Andrew Fitzgibbon leads the “All Data AI” (ADA) research group at Microsoft in Cambridge, UK. He is best known for his work on 3D vision, having been a core contributor to the Emmy-award-winning 3D camera tracker “boujou“, to body tracking for Kinect for Xbox 360, and for the articulated hand-tracking interface to Microsoft’s HoloLens. His research interests are broad, spanning computer vision, machine learning, programming languages, computer graphics and occasionally a little neuroscience. He is a fellow of the Royal Academy of Engineering, the British Computer Society, and the International Association for Pattern Recognition, and is a Distinguished Fellow of the British Machine Vision Association. Before joining Microsoft in 2005, he was a Royal Society University Research Fellow at Oxford University, having previously studied at Edinburgh University, Heriot-Watt University, and University College, Cork.
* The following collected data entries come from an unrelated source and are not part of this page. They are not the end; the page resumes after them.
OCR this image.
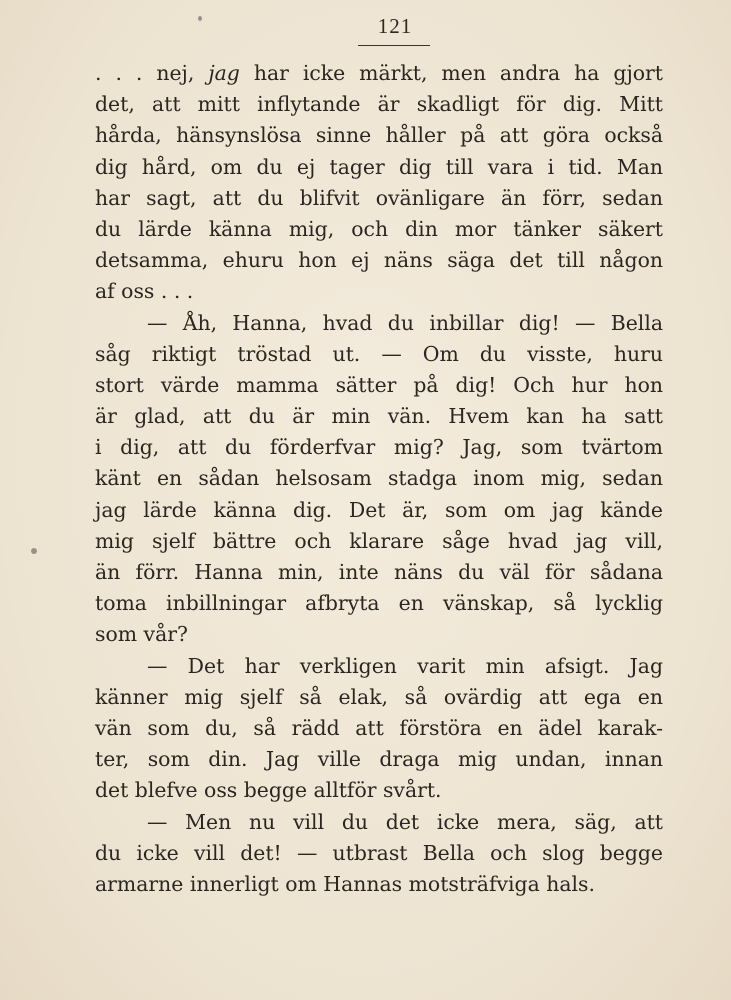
121
. . . nej, jag har icke märkt, men andra ha gjort
det, att mitt inflytande är skadligt för dig. Mitt
hårda, hänsynslösa sinne håller på att göra också
dig hård, om du ej tager dig till vara i tid. Man
har sagt, att du blifvit ovänligare än förr, sedan
du lärde känna mig, och din mor tänker säkert
detsamma, ehuru hon ej näns säga det till någon
af oss . . .
— Åh, Hanna, hvad du inbillar dig! — Bella
såg riktigt tröstad ut. — Om du visste, huru
stort värde mamma sätter på dig! Och hur hon
är glad, att du är min vän. Hvem kan ha satt
i dig, att du förderfvar mig? Jag, som tvärtom
känt en sådan helsosam stadga inom mig, sedan
jag lärde känna dig. Det är, som om jag kände
mig sjelf bättre och klarare såge hvad jag vill,
än förr. Hanna min, inte näns du väl för sådana
toma inbillningar afbryta en vänskap, så lycklig
som vår?
— Det har verkligen varit min afsigt. Jag
känner mig sjelf så elak, så ovärdig att ega en
vän som du, så rädd att förstöra en ädel karak-
ter, som din. Jag ville draga mig undan, innan
det blefve oss begge alltför svårt.
— Men nu vill du det icke mera, säg, att
du icke vill det! — utbrast Bella och slog begge
armarne innerligt om Hannas motsträfviga hals.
Andreas Geiger is Full Professor at the University of Tübingen and a Group Leader at MPI-IS Tübingen. His research focuses on computer vision and machine learning with a focus on 3D scene understanding, parsing, reconstruction, material and motion estimation for autonomous intelligent systems such as self-driving cars or household robots. In particular, me and my group investigate how complex prior knowledge can be incorporated into computer vision algorithms for making them robust to variations in our complex 3D world.